In this book, I present a solution to the ecological inference problem: a method of inferring individual behavior from aggregate data that works in practice. Ecological inference is the process of using aggregate (i.e., ``ecological'') data to infer discrete individual-level relationships of interest when individual-level data are not available. Existing methods of ecological inference generate very inaccurate conclusions about the empirical world--which thus gives rise to the ecological inference problem. Most scholars who analyze aggregate data routinely encounter some form of this problem.
The ecological inference problem has been among the longest standing,
hitherto unsolved problems in quantitative social science. It was
originally raised over seventy-five years ago as the first statistical problem
in the nascent discipline of political science, and it has held back
research agendas in most of its empirical subfields. Ecological
inferences are required in political science research when
individual-level surveys are unavailable (for example, local or comparative
electoral politics), unreliable (racial politics), insufficient
(political geography), or infeasible (political history). They are
also required in
numerous areas of major significance in public policy
(for example, for applying the Voting Rights Act) and other academic
disciplines, ranging from epidemiology and marketing to sociology and
quantitative history.
Because the ecological inference problem is caused by the lack of individual-level information, no method of ecological inference, including that introduced in this book, will produce precisely accurate results in every instance. However, potential difficulties are minimized here by models that include more available information, diagnostics to evaluate when assumptions need to be modified, and realistic uncertainty estimates for all quantities of interest.
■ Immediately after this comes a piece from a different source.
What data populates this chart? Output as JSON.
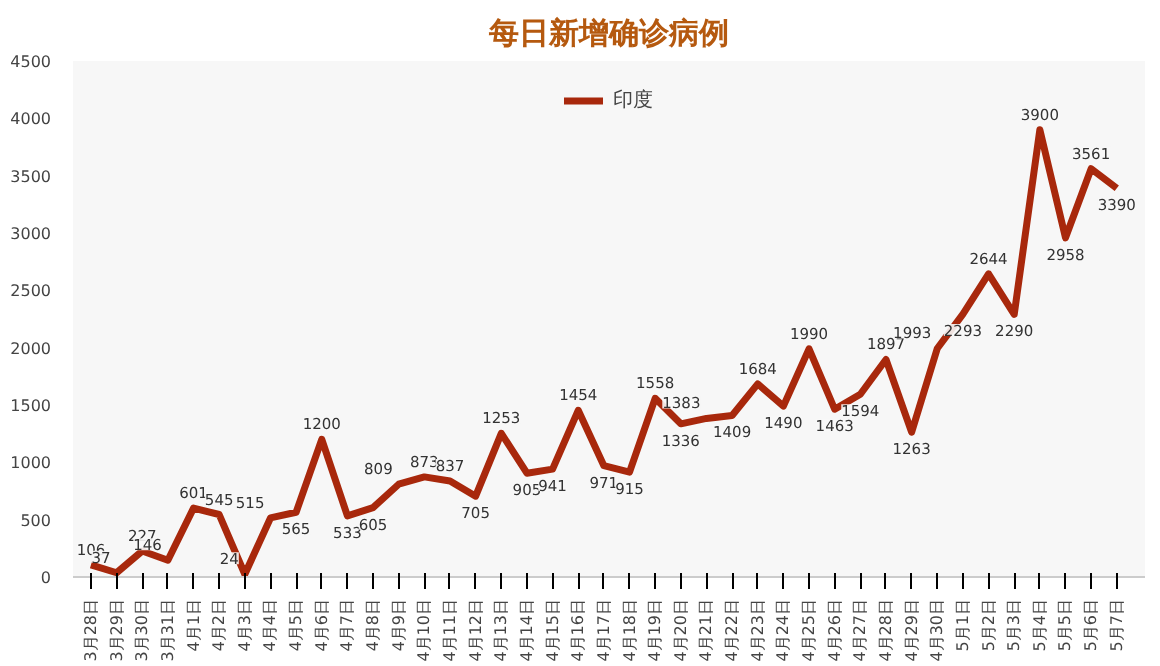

For political methodologists, many opportunities remain, and I hope the results reported here lead to continued research into and further improvements in the methods of ecological inference. But most importantly, the solution to the ecological inference problem presented here is designed so that empirical researchers can investigate substantive questions that have heretofore proved intractable. Perhaps it will also lead to new theories and empirical research in areas where analysts have feared to tread due to the lack of reliable ecological methods or individual-level data.